Si apprezza ancor più la differenza, che abbiamo definito epocale, se si riflette sul fatto che lo stesso Bentivogli della Fim-Cisl ha ricordato che se l’ azienda ti dà 100 euro lordi nel contratto nazionale, a te ne arrivano 58, se il contratto è aziendale, te ne arrivano 85, se usi i nuovi benefici del welfare ti arrivano tutti i 100. Qualità, insomma, che vale più della quantità. Ciò significa anche capire i tempi nuovi, e non spaventare gli investitori stranieri, mentre diventa retrò la lettura che fa un Giorgio Cremaschi quando parla di controriforma e, naturalmente, di favori fatti ad assicurazioni e banche. A questo contratto ha messo convintamente la sua firma anche Maurizio Landini, che rovesciando la polemica di Cremaschi, ha ricordato che questo welfare contrattuale è integrativo e non sostitutivo, e potrà addirittura aiutare il sistema pubblico. I principi in gioco sono dunque molto innovativi, un passo avanti nel dibattito sulla nuova contrattazione sociale e sul ruolo stesso del sindacato da un lato e di Confindustria dall’ altro (entrambi ne hanno bisogno).

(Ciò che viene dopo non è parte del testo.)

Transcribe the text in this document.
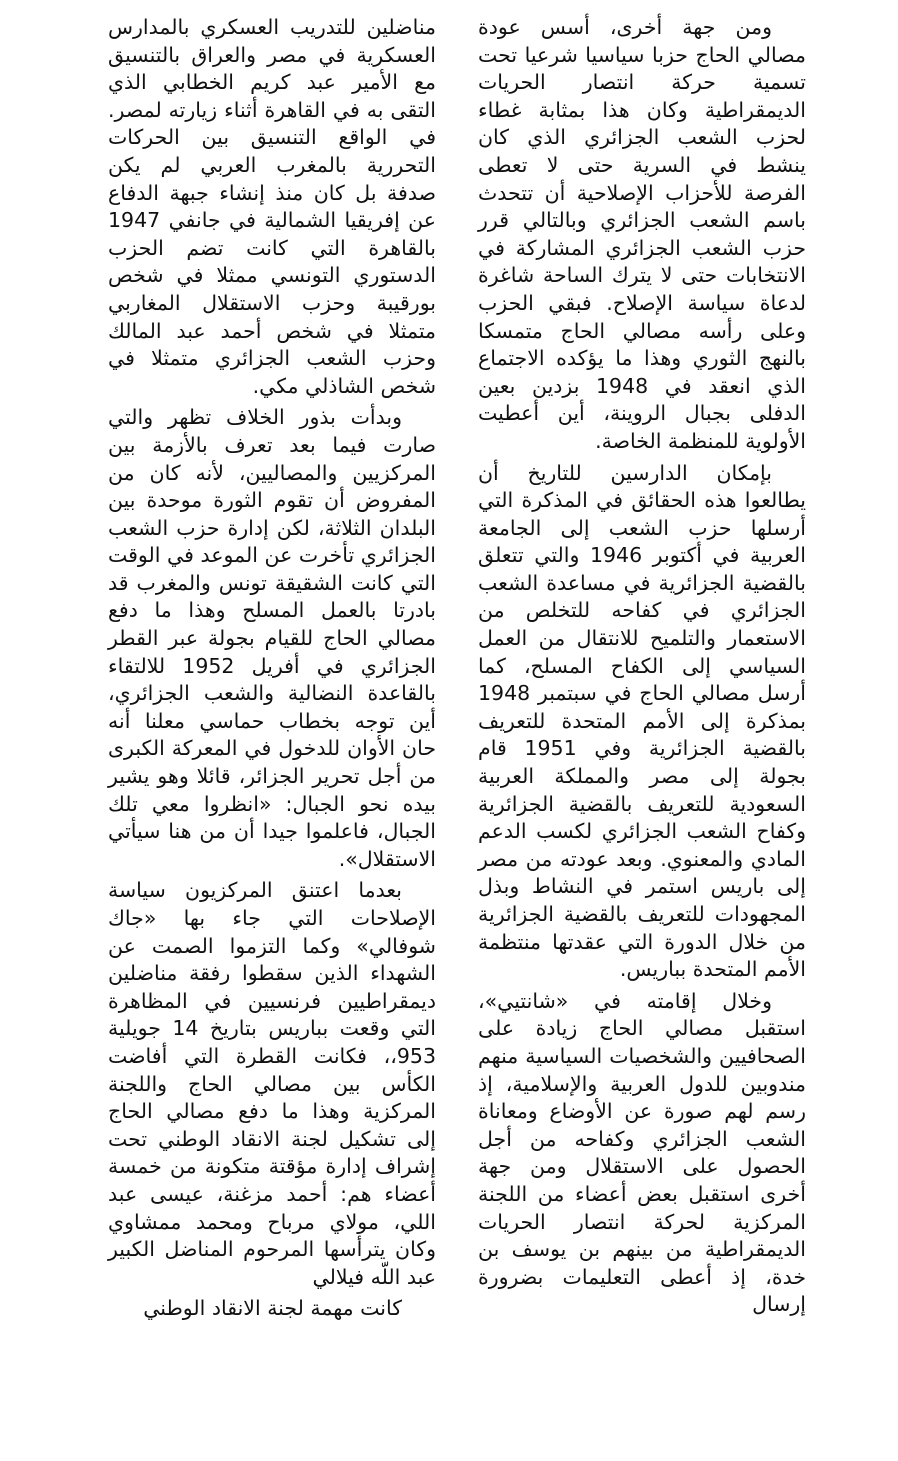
ومن جهة أخرى، أسس عودة مصالي الحاج حزبا سياسيا شرعيا تحت تسمية حركة انتصار الحريات الديمقراطية وكان هذا بمثابة غطاء لحزب الشعب الجزائري الذي كان ينشط في السرية حتى لا تعطى الفرصة للأحزاب الإصلاحية أن تتحدث باسم الشعب الجزائري وبالتالي قرر حزب الشعب الجزائري المشاركة في الانتخابات حتى لا يترك الساحة شاغرة لدعاة سياسة الإصلاح. فبقي الحزب وعلى رأسه مصالي الحاج متمسكا بالنهج الثوري وهذا ما يؤكده الاجتماع الذي انعقد في 1948 بزدين بعين الدفلى بجبال الروينة، أين أعطيت الأولوية للمنظمة الخاصة.

بإمكان الدارسين للتاريخ أن يطالعوا هذه الحقائق في المذكرة التي أرسلها حزب الشعب إلى الجامعة العربية في أكتوبر 1946 والتي تتعلق بالقضية الجزائرية في مساعدة الشعب الجزائري في كفاحه للتخلص من الاستعمار والتلميح للانتقال من العمل السياسي إلى الكفاح المسلح، كما أرسل مصالي الحاج في سبتمبر 1948 بمذكرة إلى الأمم المتحدة للتعريف بالقضية الجزائرية وفي 1951 قام بجولة إلى مصر والمملكة العربية السعودية للتعريف بالقضية الجزائرية وكفاح الشعب الجزائري لكسب الدعم المادي والمعنوي. وبعد عودته من مصر إلى باريس استمر في النشاط وبذل المجهودات للتعريف بالقضية الجزائرية من خلال الدورة التي عقدتها منتظمة الأمم المتحدة بباريس.

وخلال إقامته في «شانتيي»، استقبل مصالي الحاج زيادة على الصحافيين والشخصيات السياسية منهم مندوبين للدول العربية والإسلامية، إذ رسم لهم صورة عن الأوضاع ومعاناة الشعب الجزائري وكفاحه من أجل الحصول على الاستقلال ومن جهة أخرى استقبل بعض أعضاء من اللجنة المركزية لحركة انتصار الحريات الديمقراطية من بينهم بن يوسف بن خدة، إذ أعطى التعليمات بضرورة إرسال

مناضلين للتدريب العسكري بالمدارس العسكرية في مصر والعراق بالتنسيق مع الأمير عبد كريم الخطابي الذي التقى به في القاهرة أثناء زيارته لمصر. في الواقع التنسيق بين الحركات التحررية بالمغرب العربي لم يكن صدفة بل كان منذ إنشاء جبهة الدفاع عن إفريقيا الشمالية في جانفي 1947 بالقاهرة التي كانت تضم الحزب الدستوري التونسي ممثلا في شخص بورقيبة وحزب الاستقلال المغاربي متمثلا في شخص أحمد عبد المالك وحزب الشعب الجزائري متمثلا في شخص الشاذلي مكي.

وبدأت بذور الخلاف تظهر والتي صارت فيما بعد تعرف بالأزمة بين المركزيين والمصاليين، لأنه كان من المفروض أن تقوم الثورة موحدة بين البلدان الثلاثة، لكن إدارة حزب الشعب الجزائري تأخرت عن الموعد في الوقت التي كانت الشقيقة تونس والمغرب قد بادرتا بالعمل المسلح وهذا ما دفع مصالي الحاج للقيام بجولة عبر القطر الجزائري في أفريل 1952 للالتقاء بالقاعدة النضالية والشعب الجزائري، أين توجه بخطاب حماسي معلنا أنه حان الأوان للدخول في المعركة الكبرى من أجل تحرير الجزائر، قائلا وهو يشير بيده نحو الجبال: «انظروا معي تلك الجبال، فاعلموا جيدا أن من هنا سيأتي الاستقلال».

بعدما اعتنق المركزيون سياسة الإصلاحات التي جاء بها «جاك شوفالي» وكما التزموا الصمت عن الشهداء الذين سقطوا رفقة مناضلين ديمقراطيين فرنسيين في المظاهرة التي وقعت بباريس بتاريخ 14 جويلية 953،، فكانت القطرة التي أفاضت الكأس بين مصالي الحاج واللجنة المركزية وهذا ما دفع مصالي الحاج إلى تشكيل لجنة الانقاد الوطني تحت إشراف إدارة مؤقتة متكونة من خمسة أعضاء هم: أحمد مزغنة، عيسى عبد اللي، مولاي مرباح ومحمد ممشاوي وكان يترأسها المرحوم المناضل الكبير عبد اللّه فيلالي

كانت مهمة لجنة الانقاد الوطني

Secondo una visione liberale si potrebbe obiettare che tutto ciò che è sottratto alla libera scelta del singolo comporta rischi dirigistici, ma qui c’ è una flessibilità che verrà discussa e realizzata soprattutto a livello di singola azienda, garantendo un ruolo anche al singolo lavoratore. C’ è un rispetto dell’ individualità operaia, come ha ricordato su queste colonne Savino Pezzotta, che era sconosciuta, aggiungiamo noi, alle gabbie rigide dei contratti classici. Siamo nell’ era dell’ operaio aumentato, quello del 4.0, di cui parla Bombassei. Sarebbe un sindacato diminuito quello che non tenesse conto di questo nuovo protagonismo dell’ economia industriale moderna, che il tailorismo lo ha trasferito completamente alle macchine e ai robot, restituendo all’ uomo dell’ industria la sua personalità.